Find the slope and the equation of the tangent line to the graph of the function f at the specified point.
f(x)=-10/3x^2+6x+6; (-1, -10/3)
slope ??
tangent line y = ?
f'=+10(6x+6)/(3x^2+6x+6)^2
slope at x=-1
f'=0
y=mx+b=0+b
-10/3=b
y=-10/3 is the tangent line.
that wasn't right
is f(x)=-10/(3x^2+6x+6) or is
f(x)=-(10/3x^2 )+ 6x + 6 ?
To find the slope of the tangent line to a graph at a given point, you can use the derivative of the function. The derivative gives you the rate of change of the function at any point.
First, let's find the derivative of the function f(x):
f(x) = -10/3x^2 + 6x + 6
To take the derivative, you can use the power rule and the sum rule of differentiation.
The power rule states that the derivative of x^n is n*x^(n-1).
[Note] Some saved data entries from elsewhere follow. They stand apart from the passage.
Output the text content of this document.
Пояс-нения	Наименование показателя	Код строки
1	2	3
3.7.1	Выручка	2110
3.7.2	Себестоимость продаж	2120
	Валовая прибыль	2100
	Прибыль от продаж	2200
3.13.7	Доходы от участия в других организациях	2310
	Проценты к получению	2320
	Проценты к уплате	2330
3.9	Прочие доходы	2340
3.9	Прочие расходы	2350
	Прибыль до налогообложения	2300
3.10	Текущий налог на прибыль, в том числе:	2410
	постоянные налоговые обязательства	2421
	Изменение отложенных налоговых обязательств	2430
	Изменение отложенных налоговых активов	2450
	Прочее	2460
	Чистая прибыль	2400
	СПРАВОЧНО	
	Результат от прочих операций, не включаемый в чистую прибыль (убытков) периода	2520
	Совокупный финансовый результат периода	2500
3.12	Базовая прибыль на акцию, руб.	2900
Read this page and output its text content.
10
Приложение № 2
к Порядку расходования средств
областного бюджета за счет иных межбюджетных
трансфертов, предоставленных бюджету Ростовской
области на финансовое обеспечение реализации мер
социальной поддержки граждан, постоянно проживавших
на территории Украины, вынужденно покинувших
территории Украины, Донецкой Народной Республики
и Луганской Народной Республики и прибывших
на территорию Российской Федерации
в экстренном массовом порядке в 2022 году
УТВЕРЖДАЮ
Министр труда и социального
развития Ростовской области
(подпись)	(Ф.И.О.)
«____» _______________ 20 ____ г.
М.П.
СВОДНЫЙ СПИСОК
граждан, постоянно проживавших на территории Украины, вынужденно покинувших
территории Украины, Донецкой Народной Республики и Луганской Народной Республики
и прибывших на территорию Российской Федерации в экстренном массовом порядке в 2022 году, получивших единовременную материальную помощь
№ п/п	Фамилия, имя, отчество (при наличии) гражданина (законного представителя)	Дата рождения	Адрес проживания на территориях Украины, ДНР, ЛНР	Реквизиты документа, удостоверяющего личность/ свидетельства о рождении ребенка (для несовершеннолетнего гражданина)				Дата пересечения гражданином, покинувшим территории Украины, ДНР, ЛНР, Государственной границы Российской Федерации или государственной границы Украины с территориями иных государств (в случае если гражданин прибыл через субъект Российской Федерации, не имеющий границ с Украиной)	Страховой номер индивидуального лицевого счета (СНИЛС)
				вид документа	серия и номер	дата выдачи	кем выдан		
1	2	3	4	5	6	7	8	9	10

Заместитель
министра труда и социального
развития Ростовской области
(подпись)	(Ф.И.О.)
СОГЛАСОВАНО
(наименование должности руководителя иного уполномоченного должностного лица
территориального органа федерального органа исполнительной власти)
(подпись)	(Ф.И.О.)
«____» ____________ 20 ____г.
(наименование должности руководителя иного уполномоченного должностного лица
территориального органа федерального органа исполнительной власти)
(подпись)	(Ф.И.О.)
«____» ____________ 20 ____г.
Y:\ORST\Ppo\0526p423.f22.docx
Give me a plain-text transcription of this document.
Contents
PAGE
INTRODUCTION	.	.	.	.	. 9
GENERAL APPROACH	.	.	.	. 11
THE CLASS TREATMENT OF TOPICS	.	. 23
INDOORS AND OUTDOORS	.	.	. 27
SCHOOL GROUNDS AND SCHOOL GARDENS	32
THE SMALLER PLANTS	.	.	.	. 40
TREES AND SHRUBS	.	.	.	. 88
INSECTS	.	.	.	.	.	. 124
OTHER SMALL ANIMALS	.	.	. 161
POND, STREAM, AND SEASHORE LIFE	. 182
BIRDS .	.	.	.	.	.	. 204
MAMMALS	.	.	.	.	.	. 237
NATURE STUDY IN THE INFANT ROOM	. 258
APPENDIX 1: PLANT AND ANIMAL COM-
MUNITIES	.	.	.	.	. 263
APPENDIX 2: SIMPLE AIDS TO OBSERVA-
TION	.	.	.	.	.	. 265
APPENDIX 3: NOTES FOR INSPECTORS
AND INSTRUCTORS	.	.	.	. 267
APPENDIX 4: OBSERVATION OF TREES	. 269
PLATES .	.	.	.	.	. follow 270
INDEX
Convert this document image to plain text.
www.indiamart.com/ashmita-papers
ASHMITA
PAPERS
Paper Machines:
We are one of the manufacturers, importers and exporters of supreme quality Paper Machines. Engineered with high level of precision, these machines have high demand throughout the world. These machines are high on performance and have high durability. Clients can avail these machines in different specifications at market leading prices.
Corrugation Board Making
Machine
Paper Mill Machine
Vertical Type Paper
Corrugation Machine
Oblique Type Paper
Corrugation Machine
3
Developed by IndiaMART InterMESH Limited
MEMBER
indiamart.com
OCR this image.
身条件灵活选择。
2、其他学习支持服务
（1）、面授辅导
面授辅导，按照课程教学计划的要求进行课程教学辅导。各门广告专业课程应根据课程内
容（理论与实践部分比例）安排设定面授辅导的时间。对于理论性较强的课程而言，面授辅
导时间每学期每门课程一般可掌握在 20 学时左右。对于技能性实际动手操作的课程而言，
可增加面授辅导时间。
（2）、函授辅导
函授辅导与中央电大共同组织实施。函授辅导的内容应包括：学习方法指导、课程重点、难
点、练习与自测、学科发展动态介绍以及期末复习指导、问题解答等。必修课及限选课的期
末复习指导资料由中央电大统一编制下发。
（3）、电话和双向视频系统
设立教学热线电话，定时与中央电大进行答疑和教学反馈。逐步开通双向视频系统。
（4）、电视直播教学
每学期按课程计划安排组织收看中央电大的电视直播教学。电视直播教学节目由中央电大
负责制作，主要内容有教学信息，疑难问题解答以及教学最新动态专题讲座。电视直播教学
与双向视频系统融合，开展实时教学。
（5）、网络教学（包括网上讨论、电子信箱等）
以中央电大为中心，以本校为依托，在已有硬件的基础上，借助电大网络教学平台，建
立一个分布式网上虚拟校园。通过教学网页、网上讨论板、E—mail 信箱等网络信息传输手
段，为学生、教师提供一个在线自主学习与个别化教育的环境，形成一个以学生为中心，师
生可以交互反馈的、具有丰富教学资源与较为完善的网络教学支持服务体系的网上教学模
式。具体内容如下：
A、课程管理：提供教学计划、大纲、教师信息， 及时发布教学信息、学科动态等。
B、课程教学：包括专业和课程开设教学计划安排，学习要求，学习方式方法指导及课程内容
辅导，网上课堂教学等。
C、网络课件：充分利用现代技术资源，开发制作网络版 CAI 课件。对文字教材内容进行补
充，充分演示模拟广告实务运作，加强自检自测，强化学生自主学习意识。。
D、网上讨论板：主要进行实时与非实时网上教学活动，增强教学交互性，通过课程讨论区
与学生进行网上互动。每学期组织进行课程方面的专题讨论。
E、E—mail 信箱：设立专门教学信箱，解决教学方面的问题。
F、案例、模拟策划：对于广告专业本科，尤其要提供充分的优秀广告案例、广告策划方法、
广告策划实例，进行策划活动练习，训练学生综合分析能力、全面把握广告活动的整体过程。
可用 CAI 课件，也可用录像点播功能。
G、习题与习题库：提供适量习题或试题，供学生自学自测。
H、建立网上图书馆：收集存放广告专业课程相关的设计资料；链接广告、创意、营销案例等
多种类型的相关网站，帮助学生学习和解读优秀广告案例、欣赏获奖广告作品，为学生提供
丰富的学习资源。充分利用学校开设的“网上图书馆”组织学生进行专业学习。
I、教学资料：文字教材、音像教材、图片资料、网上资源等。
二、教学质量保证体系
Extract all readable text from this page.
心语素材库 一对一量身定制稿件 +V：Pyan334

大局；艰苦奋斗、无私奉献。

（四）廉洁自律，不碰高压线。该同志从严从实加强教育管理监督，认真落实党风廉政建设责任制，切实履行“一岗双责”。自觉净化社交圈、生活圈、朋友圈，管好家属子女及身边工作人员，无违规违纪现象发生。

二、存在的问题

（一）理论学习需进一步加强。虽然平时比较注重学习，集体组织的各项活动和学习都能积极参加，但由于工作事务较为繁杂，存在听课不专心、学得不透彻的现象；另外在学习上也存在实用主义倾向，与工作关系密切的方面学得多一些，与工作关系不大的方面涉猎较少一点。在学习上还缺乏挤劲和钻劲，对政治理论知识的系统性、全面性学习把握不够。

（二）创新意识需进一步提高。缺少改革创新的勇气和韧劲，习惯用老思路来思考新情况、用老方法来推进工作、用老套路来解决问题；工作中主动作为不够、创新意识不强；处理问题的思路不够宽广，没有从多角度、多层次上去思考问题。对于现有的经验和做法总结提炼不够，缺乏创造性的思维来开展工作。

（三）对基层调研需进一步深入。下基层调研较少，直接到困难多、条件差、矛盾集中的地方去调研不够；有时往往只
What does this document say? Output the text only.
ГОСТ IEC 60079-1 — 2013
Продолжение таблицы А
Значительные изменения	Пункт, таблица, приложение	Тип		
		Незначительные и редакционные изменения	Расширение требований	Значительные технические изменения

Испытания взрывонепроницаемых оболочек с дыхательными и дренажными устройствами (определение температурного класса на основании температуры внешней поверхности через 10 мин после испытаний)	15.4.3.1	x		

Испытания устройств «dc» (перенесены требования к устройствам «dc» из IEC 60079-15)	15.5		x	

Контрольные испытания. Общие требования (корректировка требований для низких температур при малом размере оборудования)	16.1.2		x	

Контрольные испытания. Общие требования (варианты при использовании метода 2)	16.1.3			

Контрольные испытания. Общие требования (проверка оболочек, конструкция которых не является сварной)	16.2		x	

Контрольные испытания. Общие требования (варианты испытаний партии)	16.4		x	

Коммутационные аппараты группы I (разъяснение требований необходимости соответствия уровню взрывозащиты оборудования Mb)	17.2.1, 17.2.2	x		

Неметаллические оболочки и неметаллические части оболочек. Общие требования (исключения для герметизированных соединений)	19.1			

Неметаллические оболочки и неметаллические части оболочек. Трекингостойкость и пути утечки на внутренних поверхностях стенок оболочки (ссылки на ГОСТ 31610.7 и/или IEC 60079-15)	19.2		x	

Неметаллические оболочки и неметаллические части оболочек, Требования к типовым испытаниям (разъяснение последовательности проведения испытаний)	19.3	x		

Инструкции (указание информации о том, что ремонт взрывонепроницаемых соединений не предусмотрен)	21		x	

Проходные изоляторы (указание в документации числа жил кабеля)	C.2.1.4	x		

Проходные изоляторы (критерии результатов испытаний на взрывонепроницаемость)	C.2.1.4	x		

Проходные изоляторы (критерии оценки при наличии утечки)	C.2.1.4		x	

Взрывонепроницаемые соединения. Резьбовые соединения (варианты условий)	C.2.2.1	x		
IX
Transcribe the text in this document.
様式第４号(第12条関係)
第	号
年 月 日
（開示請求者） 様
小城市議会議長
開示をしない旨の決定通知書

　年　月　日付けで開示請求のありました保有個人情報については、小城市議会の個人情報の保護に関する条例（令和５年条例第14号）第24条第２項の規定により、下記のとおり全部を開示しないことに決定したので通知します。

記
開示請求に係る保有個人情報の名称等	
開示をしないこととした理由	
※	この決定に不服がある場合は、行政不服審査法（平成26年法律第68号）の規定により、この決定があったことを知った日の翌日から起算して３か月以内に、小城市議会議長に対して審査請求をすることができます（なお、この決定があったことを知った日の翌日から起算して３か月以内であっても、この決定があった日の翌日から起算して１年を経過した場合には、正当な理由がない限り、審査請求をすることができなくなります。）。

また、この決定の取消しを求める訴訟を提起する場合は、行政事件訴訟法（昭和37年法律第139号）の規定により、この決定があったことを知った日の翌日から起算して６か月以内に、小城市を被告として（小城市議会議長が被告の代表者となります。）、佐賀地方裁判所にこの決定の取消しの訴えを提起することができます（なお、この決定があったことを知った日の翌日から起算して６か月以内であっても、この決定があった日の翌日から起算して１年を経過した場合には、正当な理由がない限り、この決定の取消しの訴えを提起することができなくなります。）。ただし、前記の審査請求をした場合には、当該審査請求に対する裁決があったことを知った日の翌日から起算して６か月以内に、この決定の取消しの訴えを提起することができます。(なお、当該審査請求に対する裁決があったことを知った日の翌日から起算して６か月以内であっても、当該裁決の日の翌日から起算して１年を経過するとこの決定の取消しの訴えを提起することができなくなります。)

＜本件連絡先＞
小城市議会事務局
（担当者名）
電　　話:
The sum rule states that the derivative of the sum of two functions is the sum of their derivatives.
Applying the power rule and the sum rule, we differentiate each term:
f'(x) = (-10/3) * d/dx(x^2) + d/dx(6x) + 0
= (-10/3) * (2x) + 6
= -20/3 * x + 6
Now that we have the derivative, we can find the slope. The slope is equal to the value of the derivative evaluated at the x-coordinate of the given point (-1, -10/3).
Substitute x = -1 into f'(x):
slope = -20/3 * (-1) + 6
= 20/3 + 6
= 20/3 + 18/3
= 38/3
The slope of the tangent line is 38/3.
To find the equation of the tangent line, we can use the point-slope form of the equation, which states that y - y1 = m(x - x1), where (x1, y1) is the given point and m is the slope.
Substituting the values into the equation, we have:
y - (-10/3) = (38/3)(x - (-1))
y + 10/3 = (38/3)(x + 1)
y + 10/3 = (38/3)x + 38/3
y = (38/3)x + 38/3 - 10/3
y = (38/3)x + 28/3
Therefore, the equation of the tangent line is y = (38/3)x + 28/3.